Now the reason I have picked the deck called Tron to write an algorithm for is that it’s a deck that has a simple goal in mind. Assemble three different lands called Urza’s Tower, Urza’s Mine, and Urza’s Powerplant. The decks nickname comes from the cartoon Voltron where a number of vehicles assemble to create the mighty robot Voltron.

When at least one of each copy of these lands is in play the lands produce a total of seven mana or respectively three, two, and two colorless/generic mana. Generic mana can be a combination of any color(s) of mana. The entire purpose of the deck is to assemble the above combination of lands as quickly as possible and then play cards with very high mana costs. The algorithm I will be writing will try and determine the rate at which the deck can assemble “Tron” by turn three as well as having a payoff to play with the large mana pool.

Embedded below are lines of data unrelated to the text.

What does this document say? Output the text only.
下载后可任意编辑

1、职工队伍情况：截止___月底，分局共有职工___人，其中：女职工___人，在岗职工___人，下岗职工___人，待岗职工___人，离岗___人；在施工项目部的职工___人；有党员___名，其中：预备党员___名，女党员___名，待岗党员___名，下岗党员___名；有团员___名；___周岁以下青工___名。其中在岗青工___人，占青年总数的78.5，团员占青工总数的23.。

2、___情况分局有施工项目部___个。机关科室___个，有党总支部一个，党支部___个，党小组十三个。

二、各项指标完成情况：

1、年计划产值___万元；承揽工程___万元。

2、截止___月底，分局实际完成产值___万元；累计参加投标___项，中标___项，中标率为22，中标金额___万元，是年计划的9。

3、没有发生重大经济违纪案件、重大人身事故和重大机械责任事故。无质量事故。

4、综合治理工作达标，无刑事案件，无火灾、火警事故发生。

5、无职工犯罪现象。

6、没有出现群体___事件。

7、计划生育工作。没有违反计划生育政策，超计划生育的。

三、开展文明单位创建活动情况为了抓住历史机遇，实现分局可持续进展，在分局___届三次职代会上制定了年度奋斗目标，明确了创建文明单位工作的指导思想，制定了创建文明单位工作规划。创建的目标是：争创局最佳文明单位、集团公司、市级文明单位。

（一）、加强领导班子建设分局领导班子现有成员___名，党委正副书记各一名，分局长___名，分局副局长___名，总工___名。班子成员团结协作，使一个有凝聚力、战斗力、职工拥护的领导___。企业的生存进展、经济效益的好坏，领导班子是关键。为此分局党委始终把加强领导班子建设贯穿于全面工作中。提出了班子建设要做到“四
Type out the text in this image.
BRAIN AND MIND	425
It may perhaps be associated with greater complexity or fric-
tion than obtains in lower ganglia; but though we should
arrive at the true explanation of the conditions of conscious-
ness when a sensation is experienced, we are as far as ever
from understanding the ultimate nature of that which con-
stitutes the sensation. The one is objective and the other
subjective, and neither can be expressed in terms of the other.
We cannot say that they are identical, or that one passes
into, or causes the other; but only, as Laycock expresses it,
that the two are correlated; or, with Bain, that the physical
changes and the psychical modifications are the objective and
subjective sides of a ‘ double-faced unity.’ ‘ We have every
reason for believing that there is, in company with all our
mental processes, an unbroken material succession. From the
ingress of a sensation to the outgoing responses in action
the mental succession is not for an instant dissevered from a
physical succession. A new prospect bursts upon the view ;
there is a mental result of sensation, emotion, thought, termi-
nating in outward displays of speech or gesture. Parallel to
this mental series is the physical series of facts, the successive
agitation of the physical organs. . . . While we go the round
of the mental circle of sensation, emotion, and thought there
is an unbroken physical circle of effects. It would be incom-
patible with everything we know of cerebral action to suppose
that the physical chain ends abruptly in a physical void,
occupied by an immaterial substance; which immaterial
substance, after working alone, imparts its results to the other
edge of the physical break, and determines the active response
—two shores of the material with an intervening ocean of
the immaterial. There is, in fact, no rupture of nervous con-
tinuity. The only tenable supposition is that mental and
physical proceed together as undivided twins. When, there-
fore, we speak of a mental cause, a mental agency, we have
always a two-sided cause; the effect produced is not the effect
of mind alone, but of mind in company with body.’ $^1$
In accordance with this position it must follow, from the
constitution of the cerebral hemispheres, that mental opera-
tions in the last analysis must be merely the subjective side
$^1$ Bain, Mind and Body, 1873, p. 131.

The cards that enable Tron to assemble it’s combo so quickly are (lands are colorless cards):

Problems to Solve

The main things that I’ll have to program using Python will be the deck itself. Which will consist of payoffs, Tron lands, some basic lands, and the searching engine listed above. As well as some cards that are don’t have an effect and are blank. I will then have to decide on a criteria system for keeping and mulling hands. Such as, is one Tron land and 3+ enablers a hand you can keep? How many mulligans should be attempted before you mulligan to zero? Is two Tron lands and no enablers a keepable hand? While the deck won’t be playing against an opponent I will still have to program some of the basic elements of MTG. Such as drawing a card each turn, shuffling your deck, and playing cards in the right order to maximize the chances of assembling Tron. While I won’t be attempting to go past turn 3, there are many different decision trees that I need to write to get accurate results.

In Conclusion

I have enjoyed getting to learn a bit of Python and how it stacks up compared to Java in regards to syntax, composition, and performance. I am excited to try and tackle this MTG problem as it’s something I’ve really wanted to try for a longtime. I hope you have been able to learn a bit about Python and the game Magic the Gathering.